But soon that plan was derailed when I failed chemistry.  Feeling like a total failure, I “fell back” on teaching.  So many of my pre-med classmates had looked down their noses at aspiring teachers and nurses.  Little did I know that education was the field I should have been in all along. Little did those pre-med students know that teaching is the most noble of ALL professions!
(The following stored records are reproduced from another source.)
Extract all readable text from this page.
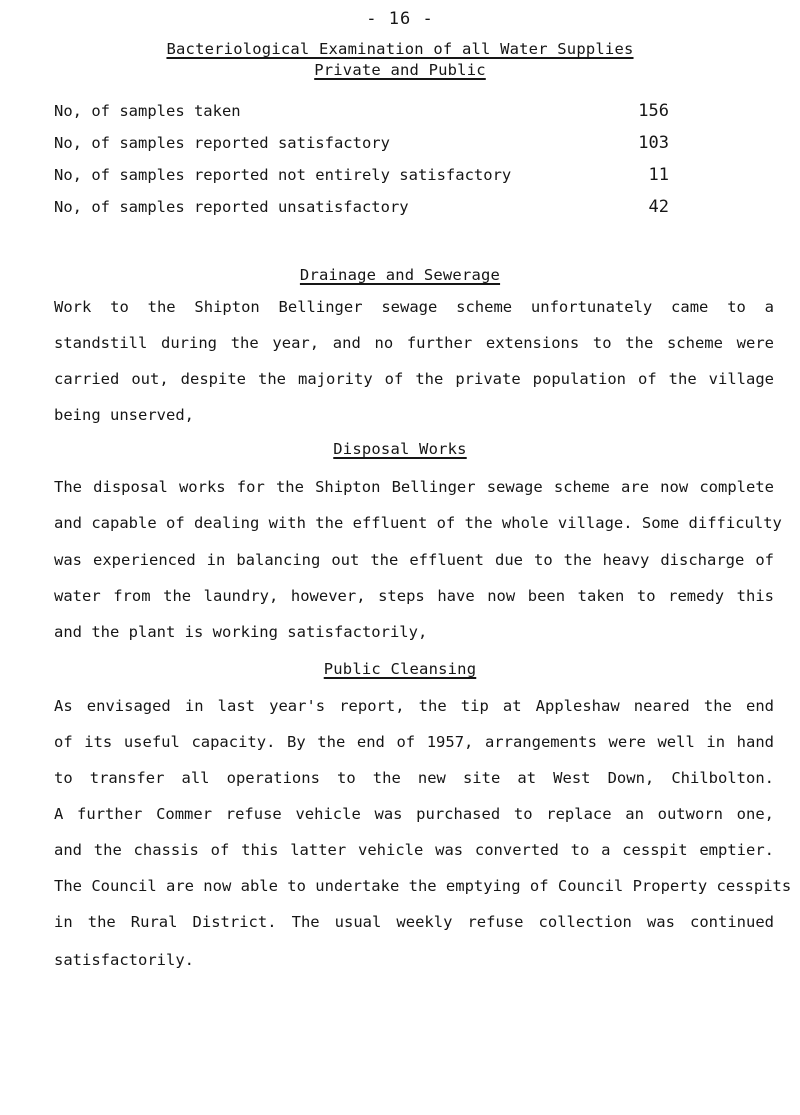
- 16 -
Bacteriological Examination of all Water Supplies
Private and Public
No, of samples taken	156
No, of samples reported satisfactory	103
No, of samples reported not entirely satisfactory	11
No, of samples reported unsatisfactory	42
Drainage and Sewerage
Work to the Shipton Bellinger sewage scheme unfortunately came to a
standstill during the year, and no further extensions to the scheme were
carried out, despite the majority of the private population of the village
being unserved,
Disposal Works
The disposal works for the Shipton Bellinger sewage scheme are now complete
and capable of dealing with the effluent of the whole village. Some difficulty
was experienced in balancing out the effluent due to the heavy discharge of
water from the laundry, however, steps have now been taken to remedy this
and the plant is working satisfactorily,
Public Cleansing
As envisaged in last year's report, the tip at Appleshaw neared the end
of its useful capacity. By the end of 1957, arrangements were well in hand
to transfer all operations to the new site at West Down, Chilbolton.
A further Commer refuse vehicle was purchased to replace an outworn one,
and the chassis of this latter vehicle was converted to a cesspit emptier.
The Council are now able to undertake the emptying of Council Property cesspits
in the Rural District. The usual weekly refuse collection was continued
satisfactorily.
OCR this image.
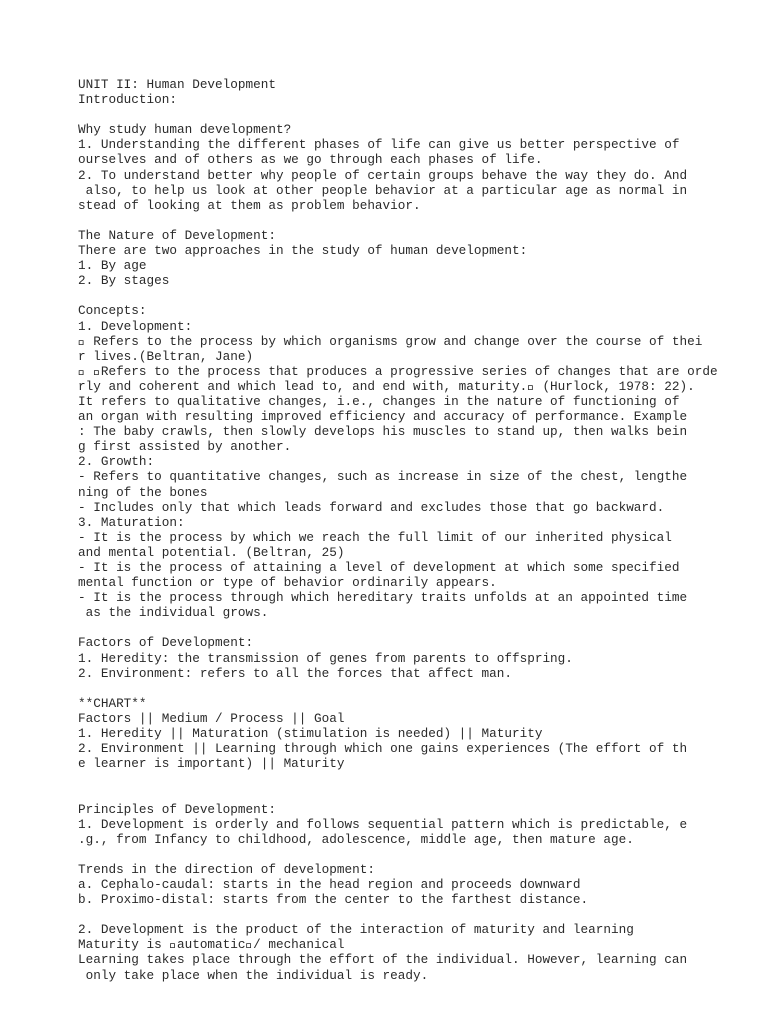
UNIT II: Human Development
Introduction:
Why study human development?
1. Understanding the different phases of life can give us better perspective of
ourselves and of others as we go through each phases of life.
2. To understand better why people of certain groups behave the way they do. And
also, to help us look at other people behavior at a particular age as normal in
stead of looking at them as problem behavior.
The Nature of Development:
There are two approaches in the study of human development:
1. By age
2. By stages
Concepts:
1. Development:
Refers to the process by which organisms grow and change over the course of thei
r lives.(Beltran, Jane)
Refers to the process that produces a progressive series of changes that are orde
rly and coherent and which lead to, and end with, maturity.  (Hurlock, 1978: 22).
It refers to qualitative changes, i.e., changes in the nature of functioning of
an organ with resulting improved efficiency and accuracy of performance. Example
: The baby crawls, then slowly develops his muscles to stand up, then walks bein
g first assisted by another.
2. Growth:
- Refers to quantitative changes, such as increase in size of the chest, lengthe
ning of the bones
- Includes only that which leads forward and excludes those that go backward.
3. Maturation:
- It is the process by which we reach the full limit of our inherited physical
and mental potential. (Beltran, 25)
- It is the process of attaining a level of development at which some specified
mental function or type of behavior ordinarily appears.
- It is the process through which hereditary traits unfolds at an appointed time
as the individual grows.
Factors of Development:
1. Heredity: the transmission of genes from parents to offspring.
2. Environment: refers to all the forces that affect man.
**CHART**
Factors || Medium / Process || Goal
1. Heredity || Maturation (stimulation is needed) || Maturity
2. Environment || Learning through which one gains experiences (The effort of th
e learner is important) || Maturity
Principles of Development:
1. Development is orderly and follows sequential pattern which is predictable, e
.g., from Infancy to childhood, adolescence, middle age, then mature age.
Trends in the direction of development:
a. Cephalo-caudal: starts in the head region and proceeds downward
b. Proximo-distal: starts from the center to the farthest distance.
2. Development is the product of the interaction of maturity and learning
Maturity is  automatic / mechanical
Learning takes place through the effort of the individual. However, learning can
only take place when the individual is ready.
And I experienced immediate success, even accolades by professors who saw my potential before I graduated.  The high school principal who hired me for my first teaching assignment told me that he had never seen a student teacher do as well as I did.  He repeated that same thing to me last year when I attended his retirement party.  I was destined to be a teacher!  

And here I am, thirty years later, my teaching career behind me, thousands of students later, looking back on a successful career which wouldn’t have been possible without those first few failures.  How do I know it was successful?  Because of the hundreds of former students who are responsible, contributing members of society and still keep in touch.  (A great invention, that Facebook!) And what about my writing career?  Once I gave myself completely over to teaching and raising my family, the Lord allowed me to publish two books, a dream come true!  And today I am enjoying a new kind of writing–blogging!  

So what have I done I never thought I could do?  Teach for thirty years, raise two wonderful children, be married for 33 years, and have my writing published.  As Robert F. Kennedy said, “Only those who dare to fail greatly can ever achieve greatly.”  I’m living proof!